Figure 2 B (RNA MODALITY HEATMAP)

  1. Cell Journey (trajectory): click Generate grid.
  2. Cell Journey (trajectory): set Step size to 2.00, Tube segments to 20, Number of clusters to 8, Number of automatically selected features to 50, and Heatmap color scale to Inferno.
  3. Scatter plot: select RNA from the Modality dropdown menu.
  4. Click on a random cell from the center the point cloud. Try few cells within the suggested area if the first one didn't result in an appropriate trajectory.
  5. Cell Journey (trajectory): select Box plot from the Plot type dropdown menu, set Trendline to Median-based cubic spline.
  6. Find HBB gene by hovering the heatmap. Click on any segment to obtain figure RNA: HBB ALONG TRAJECTORY.

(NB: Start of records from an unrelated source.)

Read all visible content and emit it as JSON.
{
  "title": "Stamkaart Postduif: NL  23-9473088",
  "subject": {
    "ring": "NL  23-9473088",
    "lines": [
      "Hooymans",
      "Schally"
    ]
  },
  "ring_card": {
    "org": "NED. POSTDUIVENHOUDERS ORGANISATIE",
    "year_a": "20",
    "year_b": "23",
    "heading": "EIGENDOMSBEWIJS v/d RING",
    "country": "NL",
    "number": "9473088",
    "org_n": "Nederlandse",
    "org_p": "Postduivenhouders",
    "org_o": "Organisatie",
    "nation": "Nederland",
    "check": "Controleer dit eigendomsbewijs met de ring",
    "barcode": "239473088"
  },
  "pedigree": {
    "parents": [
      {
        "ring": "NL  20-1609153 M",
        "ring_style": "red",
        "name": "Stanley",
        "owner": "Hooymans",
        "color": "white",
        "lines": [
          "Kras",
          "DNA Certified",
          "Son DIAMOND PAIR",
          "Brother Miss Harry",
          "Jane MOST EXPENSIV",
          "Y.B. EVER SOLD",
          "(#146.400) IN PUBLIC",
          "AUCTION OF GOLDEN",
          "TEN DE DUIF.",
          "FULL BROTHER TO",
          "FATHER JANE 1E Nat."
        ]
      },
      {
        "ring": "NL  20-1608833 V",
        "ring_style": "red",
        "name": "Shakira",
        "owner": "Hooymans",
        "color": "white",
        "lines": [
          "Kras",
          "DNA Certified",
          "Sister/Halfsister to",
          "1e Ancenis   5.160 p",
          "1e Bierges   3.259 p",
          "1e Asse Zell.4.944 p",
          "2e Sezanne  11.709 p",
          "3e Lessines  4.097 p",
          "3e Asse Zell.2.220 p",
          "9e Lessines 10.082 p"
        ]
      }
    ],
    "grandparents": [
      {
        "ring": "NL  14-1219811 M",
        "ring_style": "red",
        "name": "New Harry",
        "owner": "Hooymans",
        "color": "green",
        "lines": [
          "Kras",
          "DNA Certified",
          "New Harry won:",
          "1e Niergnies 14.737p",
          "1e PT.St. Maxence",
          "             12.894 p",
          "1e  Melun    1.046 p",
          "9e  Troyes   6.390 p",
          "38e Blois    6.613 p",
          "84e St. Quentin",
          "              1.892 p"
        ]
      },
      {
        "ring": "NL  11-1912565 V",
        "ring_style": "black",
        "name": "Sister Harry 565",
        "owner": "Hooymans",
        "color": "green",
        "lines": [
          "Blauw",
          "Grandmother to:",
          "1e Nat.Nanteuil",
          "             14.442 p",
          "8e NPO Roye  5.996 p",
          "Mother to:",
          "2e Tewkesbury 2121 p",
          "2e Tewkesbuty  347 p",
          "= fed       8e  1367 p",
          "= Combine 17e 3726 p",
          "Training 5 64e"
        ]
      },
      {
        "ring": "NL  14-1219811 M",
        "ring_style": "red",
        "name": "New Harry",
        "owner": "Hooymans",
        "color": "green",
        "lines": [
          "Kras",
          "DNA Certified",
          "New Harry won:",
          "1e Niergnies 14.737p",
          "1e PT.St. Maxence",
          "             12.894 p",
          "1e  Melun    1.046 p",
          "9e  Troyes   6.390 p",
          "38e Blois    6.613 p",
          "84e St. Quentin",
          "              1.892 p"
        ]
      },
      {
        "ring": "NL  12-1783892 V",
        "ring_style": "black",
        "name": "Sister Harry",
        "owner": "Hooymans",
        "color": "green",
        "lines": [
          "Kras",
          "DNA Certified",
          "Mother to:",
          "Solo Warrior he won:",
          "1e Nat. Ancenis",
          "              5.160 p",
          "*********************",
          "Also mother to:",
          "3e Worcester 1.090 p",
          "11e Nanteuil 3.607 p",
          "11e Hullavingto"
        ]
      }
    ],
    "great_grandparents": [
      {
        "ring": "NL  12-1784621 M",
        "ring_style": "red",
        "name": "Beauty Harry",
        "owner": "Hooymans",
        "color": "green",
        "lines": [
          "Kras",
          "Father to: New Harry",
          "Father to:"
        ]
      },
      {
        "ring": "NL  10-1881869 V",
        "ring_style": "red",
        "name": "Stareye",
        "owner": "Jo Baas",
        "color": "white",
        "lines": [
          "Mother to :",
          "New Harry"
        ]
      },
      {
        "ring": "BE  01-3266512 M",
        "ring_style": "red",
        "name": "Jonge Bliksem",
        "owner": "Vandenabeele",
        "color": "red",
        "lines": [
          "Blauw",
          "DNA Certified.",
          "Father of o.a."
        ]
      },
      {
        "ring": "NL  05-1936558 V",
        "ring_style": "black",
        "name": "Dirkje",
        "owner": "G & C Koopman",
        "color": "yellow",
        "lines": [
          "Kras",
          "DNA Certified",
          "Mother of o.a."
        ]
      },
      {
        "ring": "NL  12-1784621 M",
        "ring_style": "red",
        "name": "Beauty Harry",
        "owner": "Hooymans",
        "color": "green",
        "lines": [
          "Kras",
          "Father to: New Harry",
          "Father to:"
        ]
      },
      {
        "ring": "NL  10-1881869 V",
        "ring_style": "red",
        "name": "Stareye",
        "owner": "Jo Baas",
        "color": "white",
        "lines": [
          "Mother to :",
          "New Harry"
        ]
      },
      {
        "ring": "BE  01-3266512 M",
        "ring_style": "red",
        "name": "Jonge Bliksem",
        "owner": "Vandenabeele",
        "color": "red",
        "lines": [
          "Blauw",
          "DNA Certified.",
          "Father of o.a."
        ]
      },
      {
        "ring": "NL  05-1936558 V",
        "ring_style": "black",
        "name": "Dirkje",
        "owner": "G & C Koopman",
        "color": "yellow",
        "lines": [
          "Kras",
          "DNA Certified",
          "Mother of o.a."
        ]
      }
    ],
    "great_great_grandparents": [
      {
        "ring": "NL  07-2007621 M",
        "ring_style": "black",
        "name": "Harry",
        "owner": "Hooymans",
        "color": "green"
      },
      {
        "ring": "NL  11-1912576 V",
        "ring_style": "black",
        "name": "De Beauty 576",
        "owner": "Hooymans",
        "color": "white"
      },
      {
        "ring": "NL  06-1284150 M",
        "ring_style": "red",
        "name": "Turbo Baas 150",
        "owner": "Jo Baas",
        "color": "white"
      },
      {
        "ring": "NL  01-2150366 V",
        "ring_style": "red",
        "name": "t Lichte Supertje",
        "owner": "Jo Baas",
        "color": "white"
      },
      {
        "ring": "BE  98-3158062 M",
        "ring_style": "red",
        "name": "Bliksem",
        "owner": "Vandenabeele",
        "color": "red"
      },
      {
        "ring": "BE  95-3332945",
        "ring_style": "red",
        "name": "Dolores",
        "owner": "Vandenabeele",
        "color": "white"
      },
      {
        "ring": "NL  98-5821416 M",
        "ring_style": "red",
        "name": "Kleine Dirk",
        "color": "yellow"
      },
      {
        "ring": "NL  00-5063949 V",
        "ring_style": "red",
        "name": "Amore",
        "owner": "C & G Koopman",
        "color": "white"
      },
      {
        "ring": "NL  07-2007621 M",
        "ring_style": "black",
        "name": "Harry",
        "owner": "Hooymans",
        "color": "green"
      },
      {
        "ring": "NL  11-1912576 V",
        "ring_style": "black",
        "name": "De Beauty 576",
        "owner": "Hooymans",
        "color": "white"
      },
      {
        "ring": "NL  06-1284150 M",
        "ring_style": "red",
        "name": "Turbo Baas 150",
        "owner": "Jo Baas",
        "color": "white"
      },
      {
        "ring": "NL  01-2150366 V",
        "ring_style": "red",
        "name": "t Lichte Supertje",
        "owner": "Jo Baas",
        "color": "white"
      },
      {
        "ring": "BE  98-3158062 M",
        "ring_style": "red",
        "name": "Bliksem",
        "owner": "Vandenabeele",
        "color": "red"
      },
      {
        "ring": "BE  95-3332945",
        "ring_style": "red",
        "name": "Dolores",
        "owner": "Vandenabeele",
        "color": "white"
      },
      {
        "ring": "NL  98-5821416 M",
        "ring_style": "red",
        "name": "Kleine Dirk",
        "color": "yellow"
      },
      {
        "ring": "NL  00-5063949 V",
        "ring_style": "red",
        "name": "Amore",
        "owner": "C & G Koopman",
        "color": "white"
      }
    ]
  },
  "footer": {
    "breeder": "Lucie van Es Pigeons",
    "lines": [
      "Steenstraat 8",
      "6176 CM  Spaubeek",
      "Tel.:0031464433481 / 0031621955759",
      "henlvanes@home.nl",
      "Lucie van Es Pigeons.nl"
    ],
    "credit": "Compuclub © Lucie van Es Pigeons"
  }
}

Figure 2 B (ADT MODALITY HEATMAP)

  1. Cell Journey (trajectory): click Generate grid.
  2. Cell Journey (trajectory): set Step size to 2.00, Tube segments to 20, Number of clusters to 3, Number of automatically selected features to 10, and Heatmap color scale to Inferno.
  3. Scatter plot: select ADT from the Modality dropdown menu.
  4. Click on a random cell from the center of the point cloud. Try a few cells within the suggested area if the first one didn't result in an appropriate trajectory.
  5. Cell Journey (trajectory): select Box plot from the Plot type dropdown menu, set Trendline to Median-based cubic spline.
  6. Find CD34 gene by hovering the heatmap. Click on any segment to obtain figure (ADT: CD34 ALONG TRAJECTORY.

Lineage tracing

  1. Upload data and select coordinates: Load the clonal_data.h5ad file generated in the Lineage tracing tutorial.
  2. Upload data and select coordinates: Select X_umap(1), X_umap(2), and X_umap(3) as X, Y, and Z coordinates.
  3. Skip U, V, and W coordinates. Cell Journey will display a warning Please select all the required columns. This can be ignored, as trajectories are not integrated in this case.
  4. Upload data and select coordinates: Click Submit selected coordinates.
  5. Global plot configuration: change Axes switch to Hide.

Figure 3 A

  1. Scatter plot: select Cell type annotation from the Select feature dropdown menu.
  2. Scatter plot: change Use custom color palette to ON, and paste following hex codes into the Space-separated list of color hex values (max 20 colors) field: #000000 #FF6666 #9933FF #E085C2 #9EE09E #FF8000 #F0C1E1 #B3FF66 #B30000 #FFBF80 #604020.

Figure 3 B

  1. Scatter plot: change Use custom color palette to ON, and paste #000000 #1F75FE #FF6666 into the Space-separated list of color hex values (max 20 colors) field.
  2. Scatter plot: set Point size to 1.0.
  3. Scatter plot (clonal data): change Click on a cell to find the clones to ON.
  4. Click on a cells at the edge of the neutrophil cluster. You may need to try a few times to obtain the same results as shown in the article.

Figure 3 C

  1. Follow the steps from Figure 3 B.
  2. Scatter plot: select Solar fro the Built-in continuous color scale
  3. Scatter plot: switch Reverse order of color scale to ON.
  4. Scatter plot: select the color black from the color picker.
  5. Scatter plot (volume plot): set Volume plot transparency cut-off quantile to 15, Volume plot opacity to 0.20, Radial basis function to gaussian, Smoothing level to 100, Gaussian filter standard deviation multiplier to 1, and Grid size to 40.
  6. Switch Add volume plot to continuous feature and Single color scatter when volume is plotted to ON.
  7. Click on a cell at the edge of the neutrophil cluster. You may need to try a few times to reproduce the article's results. Note that when the volume plot in ON, Cell Journey will not respond to clicking on cells. You must switch Add volume plot to continuous feature to OFF to retry selection.